Leur dernière pièce est une interprétation de « Moise et Pharaon » de Rossini, qui a été créée au Festival d’Aix-en-Provence l’été dernier et a ensuite été présentée à l’Opéra national de Lyon en janvier. Comme c’est souvent le cas, une projection vidéo joue un rôle important.
« Nous avons employé pour la première fois des caméramans sous-marins, ainsi que deux plongeurs filmant sous la surface. C’était une production très complexe et une aventure fantastique, d’autant plus que nous avons tenté de capturer le moment dramatique où la mer se referme sur les Égyptiens », partage la vidéo l’artiste Braun.
Tourner le couteau
Lydia Steier aspirait à l’origine à être chanteuse, mais un chemin différent l’a conduite dans le monde de l’opéra, et finalement à la reconnaissance comme l’une des principales metteurs en scène féminines en Europe. Cependant, ce chemin n’était pas sans obstacles et Steier savait qu’elle devrait redoubler d’efforts en tant qu’artiste féminine.
« Dans cette industrie, être une femme signifie que vous êtes perçue différemment des hommes. La même réaction ou le même comportement peut être interprété différemment en fonction de votre sexe. J’ai appris à naviguer dans ces nuances au fil du temps », déclare Steier.
Steier, Américaine d’origine autrichienne, est réputée pour ses mises en scène visuellement intenses, très souvent minutieusement réalisées à l’aide de modèles miniatures.

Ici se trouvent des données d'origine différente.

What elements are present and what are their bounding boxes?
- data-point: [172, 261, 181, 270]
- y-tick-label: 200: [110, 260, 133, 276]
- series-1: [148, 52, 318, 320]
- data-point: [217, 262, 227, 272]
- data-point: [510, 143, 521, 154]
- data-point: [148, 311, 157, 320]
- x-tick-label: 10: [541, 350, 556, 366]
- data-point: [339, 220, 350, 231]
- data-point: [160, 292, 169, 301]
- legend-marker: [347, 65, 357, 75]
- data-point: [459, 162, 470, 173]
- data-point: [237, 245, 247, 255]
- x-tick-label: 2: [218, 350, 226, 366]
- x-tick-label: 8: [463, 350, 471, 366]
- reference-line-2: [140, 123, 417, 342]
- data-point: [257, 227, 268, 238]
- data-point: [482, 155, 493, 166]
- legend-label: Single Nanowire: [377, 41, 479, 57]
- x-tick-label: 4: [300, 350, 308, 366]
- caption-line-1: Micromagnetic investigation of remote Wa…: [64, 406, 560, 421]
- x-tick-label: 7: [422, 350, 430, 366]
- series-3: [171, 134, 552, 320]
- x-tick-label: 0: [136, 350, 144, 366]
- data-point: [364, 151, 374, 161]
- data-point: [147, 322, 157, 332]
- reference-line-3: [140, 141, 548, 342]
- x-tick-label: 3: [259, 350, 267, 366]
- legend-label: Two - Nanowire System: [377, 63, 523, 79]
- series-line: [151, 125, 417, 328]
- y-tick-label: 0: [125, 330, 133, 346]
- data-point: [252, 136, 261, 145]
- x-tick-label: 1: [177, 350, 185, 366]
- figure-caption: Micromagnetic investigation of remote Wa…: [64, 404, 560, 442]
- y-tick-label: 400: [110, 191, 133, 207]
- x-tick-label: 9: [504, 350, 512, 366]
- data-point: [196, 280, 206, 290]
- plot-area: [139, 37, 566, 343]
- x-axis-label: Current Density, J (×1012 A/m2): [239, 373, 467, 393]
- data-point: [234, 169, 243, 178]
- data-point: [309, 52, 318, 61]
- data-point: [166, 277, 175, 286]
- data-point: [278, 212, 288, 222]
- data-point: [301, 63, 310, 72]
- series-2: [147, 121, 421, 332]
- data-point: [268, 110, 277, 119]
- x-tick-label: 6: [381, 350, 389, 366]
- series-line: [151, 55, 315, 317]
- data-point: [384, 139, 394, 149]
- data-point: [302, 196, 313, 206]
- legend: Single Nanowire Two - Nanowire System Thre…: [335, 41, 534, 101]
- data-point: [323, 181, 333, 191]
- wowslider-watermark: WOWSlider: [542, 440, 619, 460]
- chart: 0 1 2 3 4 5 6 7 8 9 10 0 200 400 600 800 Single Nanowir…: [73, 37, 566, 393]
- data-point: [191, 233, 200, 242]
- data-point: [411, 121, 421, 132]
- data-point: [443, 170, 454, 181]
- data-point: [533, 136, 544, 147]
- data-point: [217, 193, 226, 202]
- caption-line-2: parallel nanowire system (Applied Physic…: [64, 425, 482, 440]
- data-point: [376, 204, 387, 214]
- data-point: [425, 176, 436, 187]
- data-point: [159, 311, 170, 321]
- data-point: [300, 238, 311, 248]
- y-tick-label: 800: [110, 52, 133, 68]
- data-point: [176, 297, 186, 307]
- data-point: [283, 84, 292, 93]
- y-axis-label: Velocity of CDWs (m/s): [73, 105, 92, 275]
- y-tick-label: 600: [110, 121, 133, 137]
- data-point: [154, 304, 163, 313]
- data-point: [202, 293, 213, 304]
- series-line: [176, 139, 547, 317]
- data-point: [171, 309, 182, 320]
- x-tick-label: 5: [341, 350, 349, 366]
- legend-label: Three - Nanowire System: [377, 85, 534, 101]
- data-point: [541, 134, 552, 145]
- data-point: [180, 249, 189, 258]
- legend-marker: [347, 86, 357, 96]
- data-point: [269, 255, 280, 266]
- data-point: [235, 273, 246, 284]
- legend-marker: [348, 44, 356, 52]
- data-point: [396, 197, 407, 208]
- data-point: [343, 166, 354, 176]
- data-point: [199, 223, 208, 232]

« Mes concepteurs sont bien conscients de mon penchant pour les éléments roulants et les escaliers. Les changements et les mouvements rapides sont des éléments clés de ma scénographie », explique Steier.

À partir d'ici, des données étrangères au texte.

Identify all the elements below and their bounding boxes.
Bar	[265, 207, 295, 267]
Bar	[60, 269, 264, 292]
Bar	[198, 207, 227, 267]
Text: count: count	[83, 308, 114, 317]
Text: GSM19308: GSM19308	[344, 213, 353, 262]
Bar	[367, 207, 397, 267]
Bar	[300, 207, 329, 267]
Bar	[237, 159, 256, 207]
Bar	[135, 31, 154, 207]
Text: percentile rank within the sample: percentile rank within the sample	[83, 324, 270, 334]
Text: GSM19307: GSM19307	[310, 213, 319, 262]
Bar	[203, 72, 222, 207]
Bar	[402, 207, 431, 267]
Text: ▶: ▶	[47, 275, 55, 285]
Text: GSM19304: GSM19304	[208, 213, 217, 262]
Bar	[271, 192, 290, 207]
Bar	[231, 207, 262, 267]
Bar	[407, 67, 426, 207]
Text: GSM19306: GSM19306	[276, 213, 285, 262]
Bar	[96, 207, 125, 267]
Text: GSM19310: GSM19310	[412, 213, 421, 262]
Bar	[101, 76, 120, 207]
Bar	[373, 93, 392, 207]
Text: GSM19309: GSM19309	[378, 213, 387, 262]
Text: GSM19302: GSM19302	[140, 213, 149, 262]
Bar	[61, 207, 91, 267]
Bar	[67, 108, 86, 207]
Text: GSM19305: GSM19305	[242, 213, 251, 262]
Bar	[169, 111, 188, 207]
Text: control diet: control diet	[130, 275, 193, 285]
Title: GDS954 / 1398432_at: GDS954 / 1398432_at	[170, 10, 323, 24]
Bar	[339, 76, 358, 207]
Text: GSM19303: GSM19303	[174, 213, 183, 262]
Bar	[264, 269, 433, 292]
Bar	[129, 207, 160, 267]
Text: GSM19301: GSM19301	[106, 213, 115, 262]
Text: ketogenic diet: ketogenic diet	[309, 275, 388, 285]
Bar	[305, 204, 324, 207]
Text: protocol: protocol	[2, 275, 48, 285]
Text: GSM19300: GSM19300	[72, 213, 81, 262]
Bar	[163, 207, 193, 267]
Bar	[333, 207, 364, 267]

Pour le Festival de Pâques de Baden-Baden, Steier a voulu apporter cette énergie cinétique à sa production de « Die Frau ohne Schatten » de Richard Strauss – une œuvre stimulante pleine de symbolisme influencée par l’interprétation freudienne des rêves.
Alors que Steier opère dans un milieu traditionnel, elle s’est inspirée enfant des comédies musicales hollywoodiennes et de Broadway. Cette infusion d’influences contemporaines a un impact sur sa mise en scène.
« L’idée est en quelque sorte de séduire un public, de le divertir et de l’exciter à propos d’un langage visuel, puis de tourner un peu le couteau et de dire : Vous ne vous voyez pas là-dedans ? C’est à propos de nous. Chaque pièce que je réalise doit parler de nous », conclut Steier.
Se déplacer entre les formes d’art
Le Suisse-Australien Simon Stone est un autre metteur en scène primé, réputé pour son approche multidisciplinaire. Entre théâtre, opéra et cinéma, il a récemment réalisé « The Dig », nominé aux BAFTA, pour Netflix.
Avant son déménagement en Europe, Stone était considéré comme « l’enfant terrible » du théâtre australien. En tant que réalisateur, il encourage sa distribution à improviser et à participer au processus de création.
« Si vous voulez réaliser quelque chose de nouveau, vous devez travailler d’une manière qui vous est inconnue. Nous ne nous mettons pas suffisamment au défi en tant qu’artistes. Je me retrouve constamment à passer d’une forme d’art à l’autre et à rattraper mon retard », explique Stone.
Il est bien connu pour ses mises en scène d’opéra qui intègrent souvent des éléments cinématographiques. Son style réaliste et intimiste a été particulièrement efficace dans la production contemporaine « Innocence » au Royal Operahouse. L’opéra qui tourne autour d’un massacre scolaire a été écrit par le compositeur finlandais Kaija Saariaho.
« Vous écoutez la musique et composez des images, en pensant ‘Quel film ferais-je sur cette partition ?’ Vous devez célébrer le morceau de musique pour ce qu’il est, et si vous n’aimez pas la musique, vous ne devriez pas faire l’opéra », explique Stone sur son processus.
Pour Stone, la pertinence des opéras dans le monde contemporain est cruciale pour leur production continue.
Des sujets modernes, des classiques intemporels et une mise en scène percutante – ces éléments résument ce que devrait être l’opéra du 21e siècle. Les réalisateurs présentés ici ne se contentent pas de préserver une forme d’art historique ; ils le refaçonnent, repoussent les limites et assurent sa vitalité continue dans notre monde en évolution rapide.